Due to the long-term nature of the implant and possible extension of the follow-up period of the study, all women were informed of the possibility of more annual follow-up contacts and asked for their permission to be contacted in the future. A copy of the signed informed consent form was also given to the consenting women. Therefore, the signed informed consent form became a permanent part of the participant’s study records. It was stored separately from other participants’ records related to the study to protect their confidentiality.

Participants’ confidentiality

Except as required by law, all study staff were committed to protecting the confidentiality of participants to the fullest extent in order to protect their rights and welfare. Participants’ contact information and informed consent documents with names were stored separately from the study CRFs. No participant’s personal identifiers appeared on any data or documentation sent to MSI or FHI 360. Participants were not identified by name in any report or publication resulting from the study data. Risk of loss of confidentiality might have occurred if these procedures were inadvertently breached.

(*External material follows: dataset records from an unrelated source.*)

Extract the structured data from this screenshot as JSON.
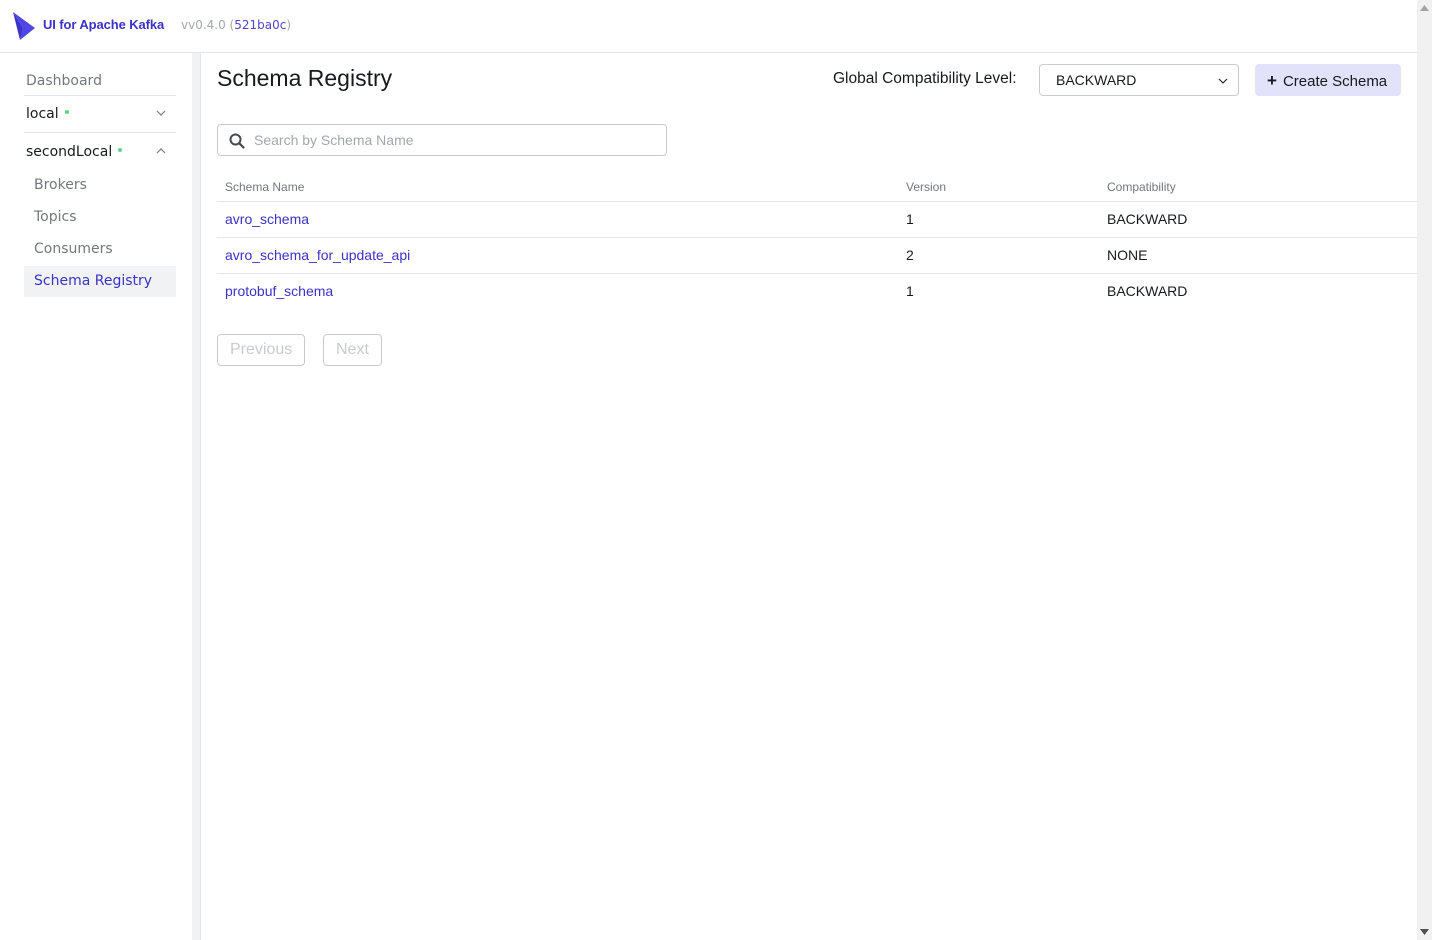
{
  "app": {
    "brand": "UI for Apache Kafka",
    "version_prefix": "vv0.4.0 (",
    "commit": "521ba0c",
    "version_suffix": ")"
  },
  "sidebar": {
    "dashboard": "Dashboard",
    "clusters": [
      {
        "name": "local",
        "status": "online",
        "expanded": false
      },
      {
        "name": "secondLocal",
        "status": "online",
        "expanded": true,
        "items": [
          "Brokers",
          "Topics",
          "Consumers",
          "Schema Registry"
        ],
        "active": "Schema Registry"
      }
    ]
  },
  "header": {
    "title": "Schema Registry",
    "compat_label": "Global Compatibility Level:",
    "compat_value": "BACKWARD",
    "create_label": "Create Schema"
  },
  "search": {
    "placeholder": "Search by Schema Name",
    "value": ""
  },
  "table": {
    "columns": [
      "Schema Name",
      "Version",
      "Compatibility"
    ],
    "rows": [
      {
        "name": "avro_schema",
        "version": "1",
        "compatibility": "BACKWARD"
      },
      {
        "name": "avro_schema_for_update_api",
        "version": "2",
        "compatibility": "NONE"
      },
      {
        "name": "protobuf_schema",
        "version": "1",
        "compatibility": "BACKWARD"
      }
    ]
  },
  "pagination": {
    "previous": "Previous",
    "next": "Next"
  },
  "colors": {
    "accent": "#3a32c9",
    "status_online": "#5cd685",
    "button_bg": "#e3e2fb"
  }
}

All possible efforts were made to prevent this from happening. The PI at the site permitted trial-related monitoring, audits, IRB review, and regulatory inspections by providing direct access to source data and other study-related documentation.

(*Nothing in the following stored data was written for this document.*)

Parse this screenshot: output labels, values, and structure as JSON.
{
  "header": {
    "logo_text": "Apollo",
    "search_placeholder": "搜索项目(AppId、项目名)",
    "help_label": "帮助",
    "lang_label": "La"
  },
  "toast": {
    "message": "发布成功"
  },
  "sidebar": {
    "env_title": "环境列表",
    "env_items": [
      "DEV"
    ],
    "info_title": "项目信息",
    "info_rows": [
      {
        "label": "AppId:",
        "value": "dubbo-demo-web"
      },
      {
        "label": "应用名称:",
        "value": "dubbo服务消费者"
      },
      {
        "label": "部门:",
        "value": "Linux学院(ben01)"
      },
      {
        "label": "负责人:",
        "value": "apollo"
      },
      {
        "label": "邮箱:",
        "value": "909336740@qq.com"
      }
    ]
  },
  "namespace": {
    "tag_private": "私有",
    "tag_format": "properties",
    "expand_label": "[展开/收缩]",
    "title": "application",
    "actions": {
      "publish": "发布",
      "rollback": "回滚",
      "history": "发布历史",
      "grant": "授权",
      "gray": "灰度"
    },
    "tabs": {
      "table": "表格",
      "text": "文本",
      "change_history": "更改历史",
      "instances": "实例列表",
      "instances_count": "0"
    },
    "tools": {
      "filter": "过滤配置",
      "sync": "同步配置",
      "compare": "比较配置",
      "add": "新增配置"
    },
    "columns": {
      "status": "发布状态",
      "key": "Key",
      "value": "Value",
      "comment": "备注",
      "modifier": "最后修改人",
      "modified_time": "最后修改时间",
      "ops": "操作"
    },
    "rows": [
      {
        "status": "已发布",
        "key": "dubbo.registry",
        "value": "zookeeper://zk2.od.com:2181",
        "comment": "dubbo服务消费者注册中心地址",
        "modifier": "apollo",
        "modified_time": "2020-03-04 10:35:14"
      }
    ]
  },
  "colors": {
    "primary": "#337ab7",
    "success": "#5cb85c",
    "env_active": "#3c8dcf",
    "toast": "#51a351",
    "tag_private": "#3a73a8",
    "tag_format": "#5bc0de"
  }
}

Report writing and dissemination plan

The FHI 360 and MSI research teams, working in close collaboration, will determine a detailed data-analysis strategy and final report outlines, and describe it in the data-management and analysis plans prior to conclusion of the data collection. FHI 360 will perform analyses as specified in the analysis plan and draft a final report based on the data. A publication is planned following completion of the study.

Discussion

The research evidence from this study will help to identify factors affecting the acceptability of and users’ satisfaction with the Femplant (ie, Sino-implant [II]), and help to enhance access to and use of long-acting contraceptive implants in Pakistan and similar developing countries. The need for such research evidence has become more pertinent since international donors, including Bayer and the World Health Organization, joined forces to make 27 million implants available in resource-constrained countries from 2013 to 2018.32 Further, there is a dearth of evidence available on the effectiveness and safety of this method outside the People’s Republic of China and Indonesia. Therefore, more specifically, the findings of this study will contribute to the body of knowledge on clinical performance in Pakistan, which will provide timely recommendations for the successful introduction/marketing of this new LTCM in the country. Further, this new implant will fill the gap of need for a reliable and quality LTCM in the wake of PDHS findings of a fertility rate of 4.1 children per woman and only 0.1% of current implant use.23

Acknowledgments

The study was funded by the US Agency for International Development (USAID) under the terms of Cooperative Agreement GPO A 00 08 00001-00, Program Research for Strengthening Services (PROGRESS). The contents are the responsibility of FHI 360 and Marie Stopes International, and do not necessarily reflect the views of USAID or the US government. We are grateful for the contributions of Marie Stopes International staff, Marie Stopes Society Pakistan staff, the FHI 360 Data Management and Biostatistics teams, and the study participants for their time and dedication to this project.

Disclosure

The authors report no conflicts of interest in this work.